Borys Bradel's Blog

More on virtual machines and linux

Tags: linux December 23, 2009    

The following are a recap of how to set up a virtual machine, more observations about using kvm, and a comparison between Fedora and Ubuntu. Both are using a 5GB virtual hard drive. The hard drive usage is from the current state of the respective virtual hard drives.

Setting up a virtual machine

First create an image with the following command (the example is for a 10GB fedora machine):

qemu-img create -f qcow2 fedora.img 10G

Then download an iso of the operating system, e.g. Fedora-12-i386-netinst.iso, and run kvm with the following command line:

kvm -M pc -hda fedora.img -m 512 -cdrom Fedora-12-i386-netinst.iso -net nic,model=e1000 -net user -boot d

Follow the installation instructions. Eventually, everything will reboot and you will be put back at the original screen. That is when you can close the kvm window and then run kvm again with the following command:

kvm -M pc -hda fedora.img -m 512 -net nic,model=e1000 -net user -boot c

Make sure to run the update manager and get all the updates. After that you can use the system and install whatever packages you want. Putting the above command in a script file is probably a good idea.

More observations about using kvm to run linux

Sound can be enabled by adding the -soundhw all option to the command line. Unfortunately just enabling sound consumes a large amount of CPU power, and leaving sound disabled is probably better. Given that flash in general and sound in flash in particular still has a long distance to go, not having sound is not much of a loss.

When the update manager was updating Fedora the following error was reported by kvm a large number of times with different addresses and values

virtio_ioport_write: unexpected address 0x0 value 0x0

Definitely not nice. Also, Fedora did not shut down properly after that. Although that's not a surprise.

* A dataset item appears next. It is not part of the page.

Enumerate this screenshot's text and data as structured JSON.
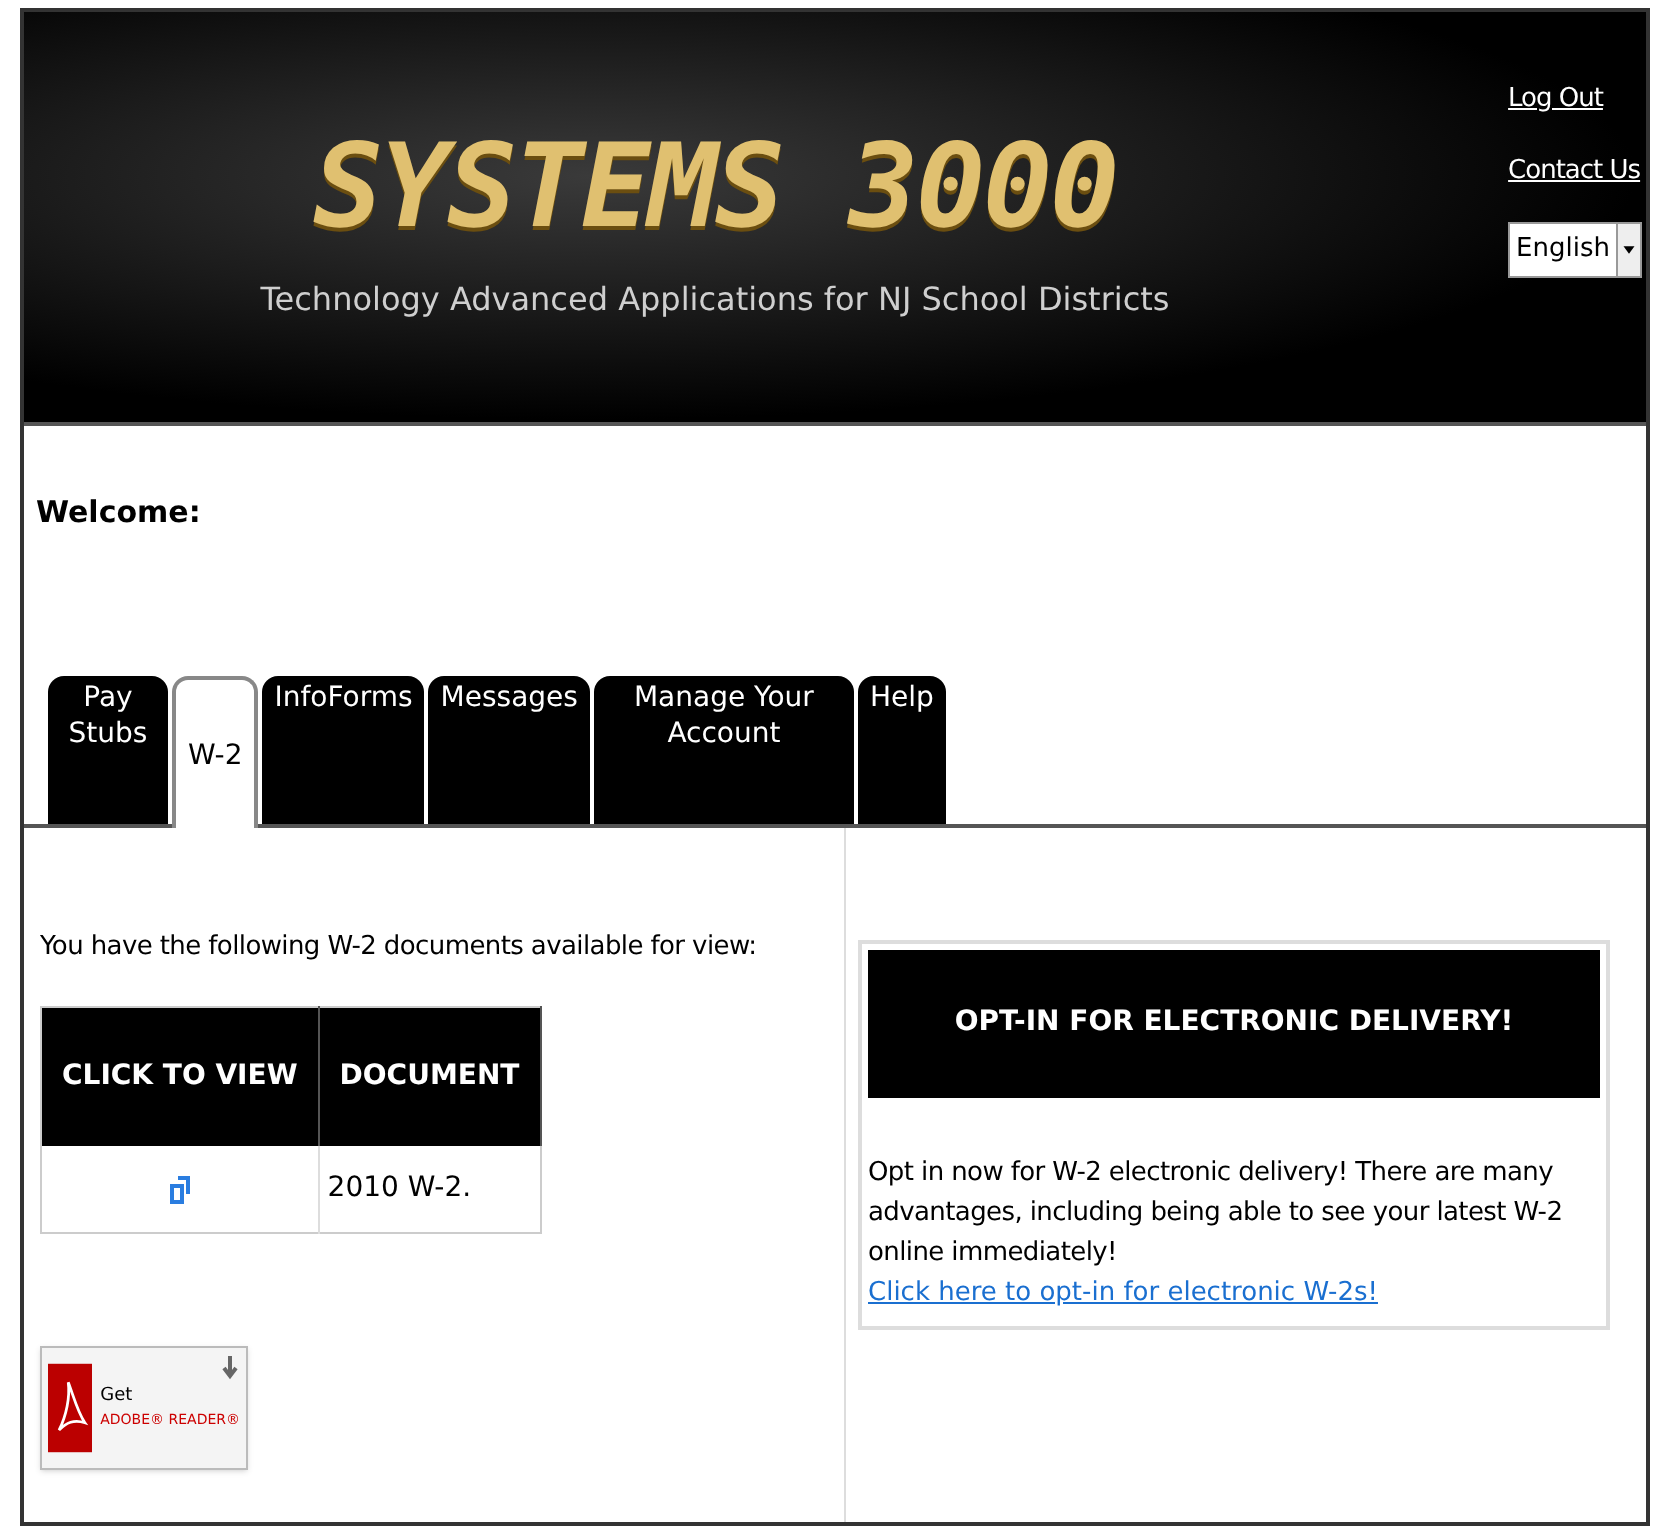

Also, sometimes keys, such as ctrl or down or page down, seem to be stuck. Also, sometimes the escape character seems to be lost. The way to get the key get unstuck is to press a different key. Usually the right ctrl gets stuck. To fix it, pressing the left ctrl key usually works, although sometimes the right ctrl key may be better. For down and page down the up key seems to work.

Also gnutris doesn't work properly in the kvm. I looked at the source and could not find anything unusual. The problem probably lies in the underlying library being used.

Finally, adobe flash player does not work very well, although I mentioned that already.


The base system, which includes Firefox, with Thunderbird is 3.1GB. Although that probably includes some extras, because I installed various packages.

/usr is 2.4GB (/usr/share is 1.4GB, /usr/lib is 785MB, and /usr/bin is 147MB)

/var is 374MB (/var/cache is 280MB and /var/lib is 90MB)

/lib is 205MB

/home is 120MB

/boot is 47MB

/etc is 22MB

/sbin is 13MB

/bin is 7MB

Everything else is a lot smaller. Thunderbird is 65MB of /home and 85MB of /usr/lib

The main drive is about 3.9 million 1K blocks, the temp drive is 0.25 million 1K blocks, and the boot drive is 0.20 million 1K blocks. The temp drive is large enough for Fedora to hibernate. Also, Firefox is put in the repository faster than in ubuntu. On the downside, the number of updates that are needed for Fedora is a little too much for me.


The main drive is 4.9 million 1K blocks, the temp drive is 0.25 million 1K blocks. I'm not sure where the discrepancy in block count comes from. Also, the temp drive seems to be divided among a bunch of different directories, and is not large enough to hibernate the system. A big disadvantage of using Ubuntu. It'd be nice to know how big a hard drive is needed before Ubuntu assigns enough swap space for it to be able to hibernate. The other disadvantage is that the update manager does not indicate the severity of updates and which updates require a reboot.

The base system, which includes Firefox, without Thunderbird is 2.7GB.

/usr is 1.8GB (/usr/lib is 771MB, /usr/share is 716MB, and /usr/bin is 121MB)

/var is 458MB (/var/cache is 291MB and /var/lib is 161MB)

/lib is 279MB

/home is 73MB

/boot is 43MB

/etc is 13MB

/sbin is 8MB

/bin is 5MB

Everything else is a lot smaller.

The biggest difference in terms of files between Ubuntu and Fedora is that the locale information in Fedora is huge. Many of the LC_MESSAGES folders in each locale under /usr/share/locale/ is up to 11MB, for a total of over 432MB while in Ubuntu each folder is under 1MB and the total is under 18MB.